Individual 401k Rules:
The rules governing solo 401ks are very similar to those that apply to traditional 401ks. These accounts are open to sole proprietors like independent contractors, partnerships, LLCs, S corporations and C corporations. The main difference between a personal 401k and a traditional 401k is that the business owner cannot have any salaried employees over the age of 21 who work more than 1,000 hours in a calendar year. However, a business owner is eligible for a solo 401k if he employs independent contractors instead of salaried employees.
There are no rules dictating how much the business owner must contribute to an individual retirement plan, but there are limits on how much can be contributed on a yearly basis. For 2013, the maximum amount that may be contributed to a mini-401k is $17,500 or $23,000 if you are 50 years old or older. For incorporated business, such as an S or C corporation, an additional 25 percent of W-2 income can also be contributed as a profit-sharing contribution. This amount is capped at $51,000 or $56,500 for individuals aged 50 or older for 2013.
Companies that are not incorporated, such as sole proprietorships, partnerships, or LLCs, can make a profit sharing contribution of up to 20 percent of the net adjusted business profit. This is calculated by subtracting business expenses from the gross self-employment income and then subtracting 50 percent of the self-employment tax.
Borrowing Benefit Can Save Your Business:
One of the main reasons why small businesses choose to open an individual 401k rather than one of the other types of retirement accounts is because they can borrow from the 401k. As anyone who has tried to run a small business knows, cash flow problems can sometimes cause a company to suffer. With a solo 401k, owners have the option of borrowing up to 50 percent of their account balance up to $50,000. They do not have to pay taxes or penalties on this amount as long as they pay back the loan within a set period of time.

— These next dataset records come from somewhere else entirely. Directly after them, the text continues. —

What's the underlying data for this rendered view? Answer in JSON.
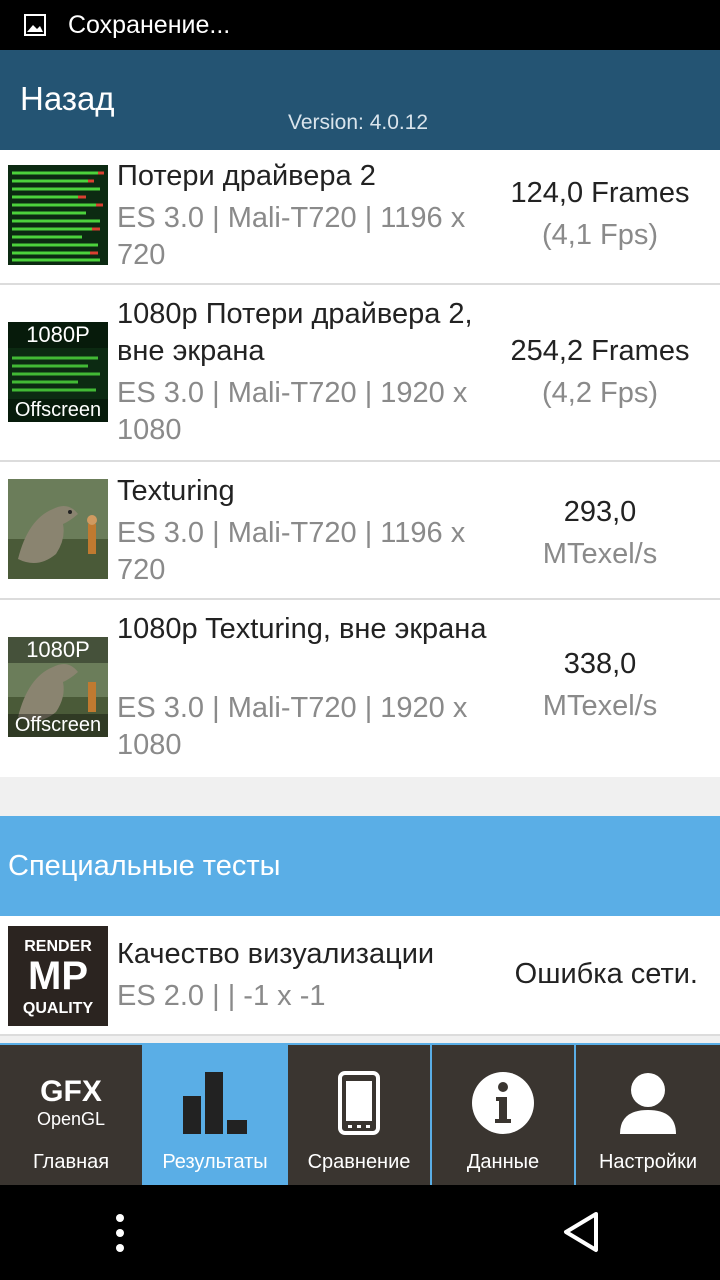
{
  "status_bar": {
    "text": "Сохранение...",
    "icon": "image-icon"
  },
  "header": {
    "back_label": "Назад",
    "version": "Version: 4.0.12"
  },
  "results": [
    {
      "title": "Потери драйвера 2",
      "subtitle": "ES 3.0 | Mali-T720 | 1196 x 720",
      "score": "124,0 Frames",
      "unit": "(4,1 Fps)",
      "thumb": "driver-overhead-thumbnail"
    },
    {
      "title": "1080p Потери драйвера 2, вне экрана",
      "subtitle": "ES 3.0 | Mali-T720 | 1920 x 1080",
      "score": "254,2 Frames",
      "unit": "(4,2 Fps)",
      "thumb": "driver-overhead-offscreen-thumbnail",
      "badge_top": "1080P",
      "badge_bottom": "Offscreen"
    },
    {
      "title": "Texturing",
      "subtitle": "ES 3.0 | Mali-T720 | 1196 x 720",
      "score": "293,0",
      "unit": "MTexel/s",
      "thumb": "dinosaur-thumbnail"
    },
    {
      "title": "1080p Texturing, вне экрана",
      "subtitle": "ES 3.0 | Mali-T720 | 1920 x 1080",
      "score": "338,0",
      "unit": "MTexel/s",
      "thumb": "dinosaur-offscreen-thumbnail",
      "badge_top": "1080P",
      "badge_bottom": "Offscreen"
    }
  ],
  "special": {
    "header": "Специальные тесты",
    "item": {
      "title": "Качество визуализации",
      "subtitle": "ES 2.0 |  | -1 x -1",
      "status": "Ошибка сети.",
      "thumb_line1": "RENDER",
      "thumb_line2": "MP",
      "thumb_line3": "QUALITY"
    }
  },
  "tabs": [
    {
      "label": "Главная",
      "icon": "gfx-logo-icon",
      "logo_main": "GFX",
      "logo_sub": "OpenGL"
    },
    {
      "label": "Результаты",
      "icon": "bar-chart-icon",
      "active": true
    },
    {
      "label": "Сравнение",
      "icon": "phone-icon"
    },
    {
      "label": "Данные",
      "icon": "info-icon"
    },
    {
      "label": "Настройки",
      "icon": "user-icon"
    }
  ],
  "colors": {
    "header_bg": "#245473",
    "accent": "#5aaee6",
    "tab_bg": "#3a3530"
  }
}
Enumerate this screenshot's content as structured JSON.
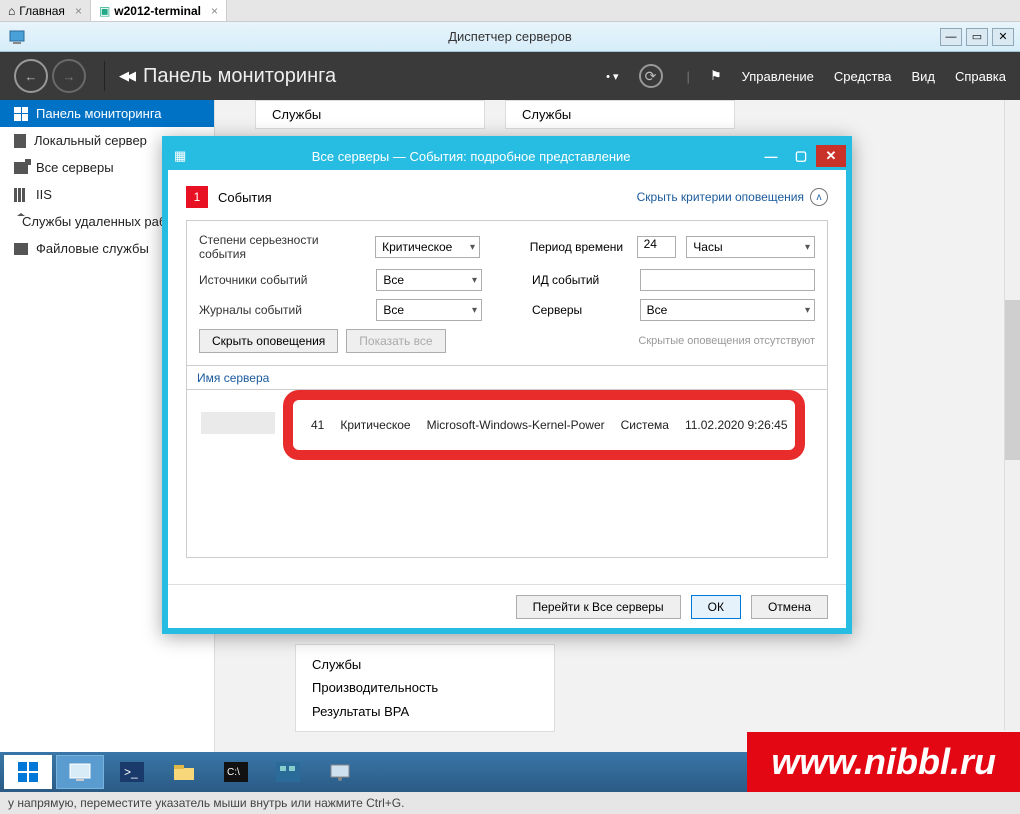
{
  "browser": {
    "tabs": [
      {
        "label": "Главная"
      },
      {
        "label": "w2012-terminal"
      }
    ]
  },
  "window": {
    "title": "Диспетчер серверов"
  },
  "ribbon": {
    "back": "◀◀",
    "title": "Панель мониторинга",
    "menu": {
      "manage": "Управление",
      "tools": "Средства",
      "view": "Вид",
      "help": "Справка"
    }
  },
  "sidebar": {
    "items": [
      {
        "label": "Панель мониторинга",
        "icon": "dashboard"
      },
      {
        "label": "Локальный сервер",
        "icon": "server"
      },
      {
        "label": "Все серверы",
        "icon": "servers"
      },
      {
        "label": "IIS",
        "icon": "iis"
      },
      {
        "label": "Службы удаленных рабочих столов",
        "icon": "remote"
      },
      {
        "label": "Файловые службы",
        "icon": "file"
      }
    ]
  },
  "cards": {
    "top": [
      "Службы",
      "Службы"
    ],
    "bottom": [
      "Службы",
      "Производительность",
      "Результаты BPA"
    ]
  },
  "modal": {
    "title": "Все серверы — События: подробное представление",
    "badge": "1",
    "badge_label": "События",
    "hide_criteria": "Скрыть критерии оповещения",
    "filters": {
      "severity_label": "Степени серьезности события",
      "severity_value": "Критическое",
      "sources_label": "Источники событий",
      "sources_value": "Все",
      "logs_label": "Журналы событий",
      "logs_value": "Все",
      "period_label": "Период времени",
      "period_value": "24",
      "period_unit": "Часы",
      "eventid_label": "ИД событий",
      "eventid_value": "",
      "servers_label": "Серверы",
      "servers_value": "Все"
    },
    "buttons": {
      "hide_alerts": "Скрыть оповещения",
      "show_all": "Показать все",
      "none_hidden": "Скрытые оповещения отсутствуют"
    },
    "grid": {
      "col1": "Имя сервера",
      "row": {
        "id": "41",
        "severity": "Критическое",
        "source": "Microsoft-Windows-Kernel-Power",
        "log": "Система",
        "datetime": "11.02.2020 9:26:45"
      }
    },
    "footer": {
      "goto": "Перейти к Все серверы",
      "ok": "ОК",
      "cancel": "Отмена"
    }
  },
  "banner": "www.nibbl.ru",
  "status": "у напрямую, переместите указатель мыши внутрь или нажмите Ctrl+G."
}
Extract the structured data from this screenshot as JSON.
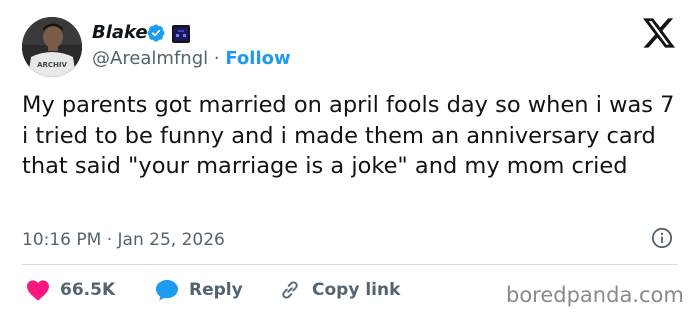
{
  "author": {
    "name": "Blake",
    "handle": "@Arealmfngl",
    "separator": "·",
    "follow_label": "Follow",
    "avatar_shirt_text": "ARCHIV",
    "verified_color": "#1d9bf0"
  },
  "tweet": {
    "text": "My parents got married on april fools day so when i was 7 i tried to be funny and i made them an anniversary card that said \"your marriage is a joke\" and my mom cried",
    "timestamp": "10:16 PM · Jan 25, 2026"
  },
  "actions": {
    "likes_count": "66.5K",
    "reply_label": "Reply",
    "copy_link_label": "Copy link",
    "like_color": "#f91880",
    "reply_color": "#1d9bf0"
  },
  "icons": {
    "platform_logo": "x-logo-icon",
    "verified": "verified-badge-icon",
    "affiliate": "affiliate-badge-icon",
    "info": "info-icon",
    "like": "heart-icon",
    "reply": "speech-bubble-icon",
    "copy_link": "link-icon"
  },
  "watermark": "boredpanda.com"
}
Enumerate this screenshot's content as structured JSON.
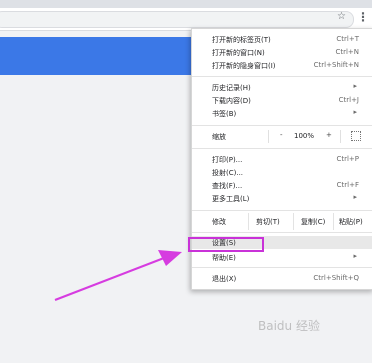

Having access to this money, even if most experts advise against taking out 401k loans, can be a lifeline for small businesses. You are essentially borrowing the money from yourself and paying yourself back with interest. If you need a tool to help keep your business afloat during a financially difficult time, having an individual 401k can be a solution. Just be sure to pay it back on time, or you will end up paying both taxes and penalties on the outstanding balance.
As a small business owner, you actually have numerous retirement fund options. However, if you want to hang with bigger companies, opening an individual 401k can give you big retirement benefits without compromising your small company ideals.